以上是map阶段的程序运行结果,左边是coordinator端,右边是worker端,coordinator可以正常创建task,worker可以正常拿到task,并且进行打印
到了reduce阶段之后是这样的
正常创建了任务,但是之后就一动不动了。。。。。。
发生死锁的程序如下
coordinator
package mr
import (
"fmt"
"log"
"sync"
"time"
)
import "net"
import "os"
import "net/rpc"
import "net/http"
type TaskPhase int
type TaskStatus int
const (
MAP_PHASE TaskPhase = 0
REDUCE_PHASE TaskPhase = 1
)
const (
// 刚创建还没有进入到队列中
CREATE TaskStatus = 0
// 进入到队列中,但是还没有被worker获取到的状态
PREPARE TaskStatus = 1
// 正在运行中
RUNNING TaskStatus = 2
// 运行失败
FAILED TaskStatus = 3
// 完成
COMPLETE TaskStatus = 4
)
const (
// 任务超过10秒就算失败
TASK_TIMEOUT = time.Second * 10
// 定时扫描任务队列状态的时间间隔
SCHEDULE_TIME = time.Second
)
type Task struct {
// 任务处理的文件名
FileName string
// 任务的序列号
SeqId int
// 任务的workerid
WorkerId int
// 任务是否可用
IsAlive bool
// 任务阶段
TaskPhase TaskPhase
}
type TaskState struct {
// 任务开始时间
StartTime time.Time
// 任务状态
Status TaskStatus
// 任务序列
SeqId int
// 任务名
FileName string
// workerId
WorkerId int
}
type Coordinator struct {
// map的数量
MapNumber int
// reduce的数量
ReduceNumber int
// 任务队列
TaskList chan Task
// 任务状态
TaskStates []TaskState
// 任务阶段
TaskPhase TaskPhase
// 锁
lock sync.Mutex
// Worker的序列号
WorkerSeq int
// 是否完成
done bool
}
// start a thread that listens for RPCs from worker.go
func (c *Coordinator) server() {
rpc.Register(c)
rpc.HandleHTTP()
//l, e := net.Listen("tcp", ":1234")
sockname := coordinatorSock()
os.Remove(sockname)
l, e := net.Listen("unix", sockname)
if e != nil {
log.Fatal("listen error:", e)
}
go http.Serve(l, nil)
}
// main/mrcoordinator.go calls Done() periodically to find out
// if the entire job has finished.
func (c *Coordinator) Done() bool {
c.lock.Lock()
defer c.lock.Unlock()
return c.done
}
func (c *Coordinator) schedule() {
for {
//utils.DPrintf("scheduling ...\n")
fmt.Println("scheduling ...")
c.scanOneSchedule()
time.Sleep(SCHEDULE_TIME)
if c.done {
return
}
}
}
func (c *Coordinator) scanOneSchedule() {
c.lock.Lock()
defer c.lock.Unlock()
allDone := true
for index, state := range c.TaskStates {
status := state.Status
if status == CREATE {
allDone = false
c.TaskList <- c.CreateNewTask(index, state)

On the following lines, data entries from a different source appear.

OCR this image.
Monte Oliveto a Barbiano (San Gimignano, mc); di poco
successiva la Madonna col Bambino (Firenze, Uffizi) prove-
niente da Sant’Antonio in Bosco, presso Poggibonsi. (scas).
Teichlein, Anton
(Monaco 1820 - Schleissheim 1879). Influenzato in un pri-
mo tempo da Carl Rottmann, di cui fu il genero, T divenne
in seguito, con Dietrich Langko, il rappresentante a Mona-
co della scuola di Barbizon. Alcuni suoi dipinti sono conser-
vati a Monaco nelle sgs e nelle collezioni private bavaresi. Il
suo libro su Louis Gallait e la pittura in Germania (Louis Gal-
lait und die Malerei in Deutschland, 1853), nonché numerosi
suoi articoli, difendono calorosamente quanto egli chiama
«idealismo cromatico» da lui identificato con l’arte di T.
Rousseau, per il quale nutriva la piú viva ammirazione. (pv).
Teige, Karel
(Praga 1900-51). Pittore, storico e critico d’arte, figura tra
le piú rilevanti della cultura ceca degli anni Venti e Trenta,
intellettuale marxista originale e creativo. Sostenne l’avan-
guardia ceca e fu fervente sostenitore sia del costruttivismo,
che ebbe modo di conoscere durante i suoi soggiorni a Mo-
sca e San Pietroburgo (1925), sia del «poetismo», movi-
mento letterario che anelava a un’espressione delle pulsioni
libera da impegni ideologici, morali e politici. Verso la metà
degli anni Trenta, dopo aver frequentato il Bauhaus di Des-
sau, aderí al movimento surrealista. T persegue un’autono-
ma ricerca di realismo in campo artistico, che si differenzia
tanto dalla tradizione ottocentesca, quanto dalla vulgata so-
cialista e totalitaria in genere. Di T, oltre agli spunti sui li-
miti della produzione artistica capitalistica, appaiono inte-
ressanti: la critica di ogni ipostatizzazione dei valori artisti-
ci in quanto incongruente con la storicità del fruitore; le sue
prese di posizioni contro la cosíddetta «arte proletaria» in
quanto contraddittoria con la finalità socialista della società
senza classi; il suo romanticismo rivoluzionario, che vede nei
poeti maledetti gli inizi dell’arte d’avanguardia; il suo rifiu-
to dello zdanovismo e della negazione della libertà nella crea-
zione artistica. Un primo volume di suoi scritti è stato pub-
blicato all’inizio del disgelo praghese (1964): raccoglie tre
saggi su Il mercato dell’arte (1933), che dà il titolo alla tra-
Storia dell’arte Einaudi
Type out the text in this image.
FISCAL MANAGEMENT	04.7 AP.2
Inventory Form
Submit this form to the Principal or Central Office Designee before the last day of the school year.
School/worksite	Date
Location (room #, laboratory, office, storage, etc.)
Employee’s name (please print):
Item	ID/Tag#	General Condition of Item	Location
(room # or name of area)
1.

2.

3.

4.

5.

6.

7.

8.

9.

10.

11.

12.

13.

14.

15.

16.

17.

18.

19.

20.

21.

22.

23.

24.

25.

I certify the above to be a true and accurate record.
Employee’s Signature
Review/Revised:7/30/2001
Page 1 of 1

c.TaskStates[index].Status = PREPARE
} else if status == PREPARE {
allDone = false
} else if status == RUNNING {
// 检测运行时间
allDone = false
if time.Now().Sub(state.StartTime) > TASK_TIMEOUT {
// 如果超时,直接重发
c.TaskList <- c.CreateNewTask(index, state)
c.TaskStates[index].Status = PREPARE
}
} else if status == FAILED {
// 运行失败了
allDone = false
c.TaskList <- c.CreateNewTask(index, state)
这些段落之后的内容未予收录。